The specific epidemiology of the pandemic may make a limited nationalism theory even more morally untenable. For example, the necessity of ventilators as a medical intervention to address the COVID‐19 virus, meant that HICs prioritizing domestic distribution resulted in significantly higher rates of mortality in many LMICs that had an insufficient supply of this technology. This inequity is aggravated if an HIC, perhaps because its pandemic mortality rate has not dipped below emergency levels, elects to distribute vaccines to their less vulnerable population before allocating internationally.
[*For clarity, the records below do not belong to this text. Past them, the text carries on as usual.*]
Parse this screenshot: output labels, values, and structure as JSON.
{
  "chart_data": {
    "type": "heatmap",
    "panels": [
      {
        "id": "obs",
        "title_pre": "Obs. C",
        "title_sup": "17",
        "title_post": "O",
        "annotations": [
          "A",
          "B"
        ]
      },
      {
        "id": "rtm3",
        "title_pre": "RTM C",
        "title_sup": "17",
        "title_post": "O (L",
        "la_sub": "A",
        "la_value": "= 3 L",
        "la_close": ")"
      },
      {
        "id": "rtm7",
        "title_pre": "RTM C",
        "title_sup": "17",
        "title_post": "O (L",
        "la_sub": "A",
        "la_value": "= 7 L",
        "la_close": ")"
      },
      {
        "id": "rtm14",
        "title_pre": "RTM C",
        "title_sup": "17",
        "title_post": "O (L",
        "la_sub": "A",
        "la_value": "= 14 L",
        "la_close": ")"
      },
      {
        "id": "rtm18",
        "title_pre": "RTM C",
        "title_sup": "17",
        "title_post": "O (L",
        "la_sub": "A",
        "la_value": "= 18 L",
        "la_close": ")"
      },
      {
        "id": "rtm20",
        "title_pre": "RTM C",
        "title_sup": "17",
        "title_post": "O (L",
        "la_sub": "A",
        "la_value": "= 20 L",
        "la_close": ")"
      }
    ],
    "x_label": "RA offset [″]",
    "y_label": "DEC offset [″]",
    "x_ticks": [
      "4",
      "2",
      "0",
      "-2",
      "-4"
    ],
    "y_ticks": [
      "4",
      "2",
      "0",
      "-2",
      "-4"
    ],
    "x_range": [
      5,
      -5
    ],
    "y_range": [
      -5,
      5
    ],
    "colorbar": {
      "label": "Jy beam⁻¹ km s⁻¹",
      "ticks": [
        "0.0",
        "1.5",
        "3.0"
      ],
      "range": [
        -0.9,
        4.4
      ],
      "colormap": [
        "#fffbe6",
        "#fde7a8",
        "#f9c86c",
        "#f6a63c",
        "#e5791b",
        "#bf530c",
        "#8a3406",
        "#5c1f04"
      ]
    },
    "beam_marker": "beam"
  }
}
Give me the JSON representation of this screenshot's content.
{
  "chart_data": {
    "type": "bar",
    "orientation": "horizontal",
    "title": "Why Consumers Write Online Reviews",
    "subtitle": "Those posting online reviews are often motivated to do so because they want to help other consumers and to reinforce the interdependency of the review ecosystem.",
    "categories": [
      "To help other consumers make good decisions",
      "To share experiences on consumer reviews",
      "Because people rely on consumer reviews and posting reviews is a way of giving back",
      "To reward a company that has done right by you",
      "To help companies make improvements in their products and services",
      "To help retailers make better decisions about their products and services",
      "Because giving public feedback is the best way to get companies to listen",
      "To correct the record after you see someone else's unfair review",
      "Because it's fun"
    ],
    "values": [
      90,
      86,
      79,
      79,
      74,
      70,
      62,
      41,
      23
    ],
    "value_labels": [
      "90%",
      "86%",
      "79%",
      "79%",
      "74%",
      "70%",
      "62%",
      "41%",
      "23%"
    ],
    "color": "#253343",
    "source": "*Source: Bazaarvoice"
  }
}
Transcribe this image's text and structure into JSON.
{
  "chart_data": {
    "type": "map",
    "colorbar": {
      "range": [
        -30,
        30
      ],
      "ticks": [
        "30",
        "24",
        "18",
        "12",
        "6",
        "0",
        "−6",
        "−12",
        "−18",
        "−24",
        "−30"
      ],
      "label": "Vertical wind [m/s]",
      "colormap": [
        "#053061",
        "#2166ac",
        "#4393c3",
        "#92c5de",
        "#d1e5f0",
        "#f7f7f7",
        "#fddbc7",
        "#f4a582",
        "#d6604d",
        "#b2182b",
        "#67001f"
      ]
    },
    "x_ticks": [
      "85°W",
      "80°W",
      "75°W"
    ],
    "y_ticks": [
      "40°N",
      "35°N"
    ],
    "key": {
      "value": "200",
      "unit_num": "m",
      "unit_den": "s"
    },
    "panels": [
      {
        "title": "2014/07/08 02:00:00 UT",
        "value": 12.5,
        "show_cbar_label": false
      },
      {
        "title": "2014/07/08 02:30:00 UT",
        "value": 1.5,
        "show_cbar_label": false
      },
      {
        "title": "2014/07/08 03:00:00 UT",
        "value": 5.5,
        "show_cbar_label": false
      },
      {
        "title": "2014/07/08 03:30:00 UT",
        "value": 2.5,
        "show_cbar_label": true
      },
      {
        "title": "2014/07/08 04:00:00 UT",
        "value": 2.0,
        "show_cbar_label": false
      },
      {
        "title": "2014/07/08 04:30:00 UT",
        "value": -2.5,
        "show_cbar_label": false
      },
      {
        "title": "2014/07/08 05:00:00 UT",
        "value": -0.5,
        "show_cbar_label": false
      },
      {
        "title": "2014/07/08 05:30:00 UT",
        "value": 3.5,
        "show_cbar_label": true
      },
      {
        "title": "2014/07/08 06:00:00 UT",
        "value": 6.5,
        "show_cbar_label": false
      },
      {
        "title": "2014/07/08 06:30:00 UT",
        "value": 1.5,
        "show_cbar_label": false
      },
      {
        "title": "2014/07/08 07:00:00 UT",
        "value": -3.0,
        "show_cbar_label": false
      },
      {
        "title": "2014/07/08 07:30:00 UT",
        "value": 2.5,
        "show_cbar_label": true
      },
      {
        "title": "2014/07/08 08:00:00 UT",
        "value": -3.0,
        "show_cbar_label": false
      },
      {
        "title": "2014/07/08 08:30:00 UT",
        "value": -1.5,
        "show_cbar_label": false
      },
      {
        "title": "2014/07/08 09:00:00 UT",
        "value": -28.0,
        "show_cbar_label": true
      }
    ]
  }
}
Critically, a hybrid vaccine distribution model that is appropriately sensitive to interdependence may not necessarily favor priority to nationals, i.e., limited nationalism, as Ferguson and Caplan and the Emanual et al. assert. While limited nationalism proponents may be correct that cosmopolitan obligations should not automatically outweigh community obligations, any interdependence associated with a pandemic, particularly one that has disparate health impacts on LMICs, will likely create weighty compensatory justice obligations. Accordingly, a vaccine distribution model should follow a diagnostic of relevant effects of interdependence and the pandemic epidemiology. A properly calibrated hybrid model, which takes into account interdependence, historical harms, and the disproportionate impact of the pandemic on LMICs, may even preference initial vaccine distribution into LMICs before HICs, which might be described as limited cosmopolitanism.
The Singer model continues to be illustrative. Peter sees two children drowning. Peter has some associational link to one child but no associational link to the other. However, Peter was, in some measure, complicit in the other child's predicament. While both children are in some peril of drowning, the child that Peter knows is in much shallower water and near a flotation device. The child that Peter knows will most likely experience some significant distress, but the unknown child faces a significant chance of death.
Conclusion
7
The COVID‐19 pandemic exposed how interdependence helped shape the pandemic and intertwined the health of countries. A review of competing vaccine distribution models strongly favors a hybrid account that is responsive to interdependence and factors in compensatory justice considerations. At most, under a hybrid model, domestic community obligations might permit HICs to prioritize an initial domestic distribution of vaccines to healthcare workers and the most vulnerable before a similar allocation to LMICs. However, I am not convinced that even this “modest” level of nation‐state preference would afford proper weight to the competing moral obligations of most HICs in the context of the last pandemic or future ones. Such obligations will likely overwhelm the competing obligations based on nationalism.
Conflicts of Interest
The author declares no conflicts of interest.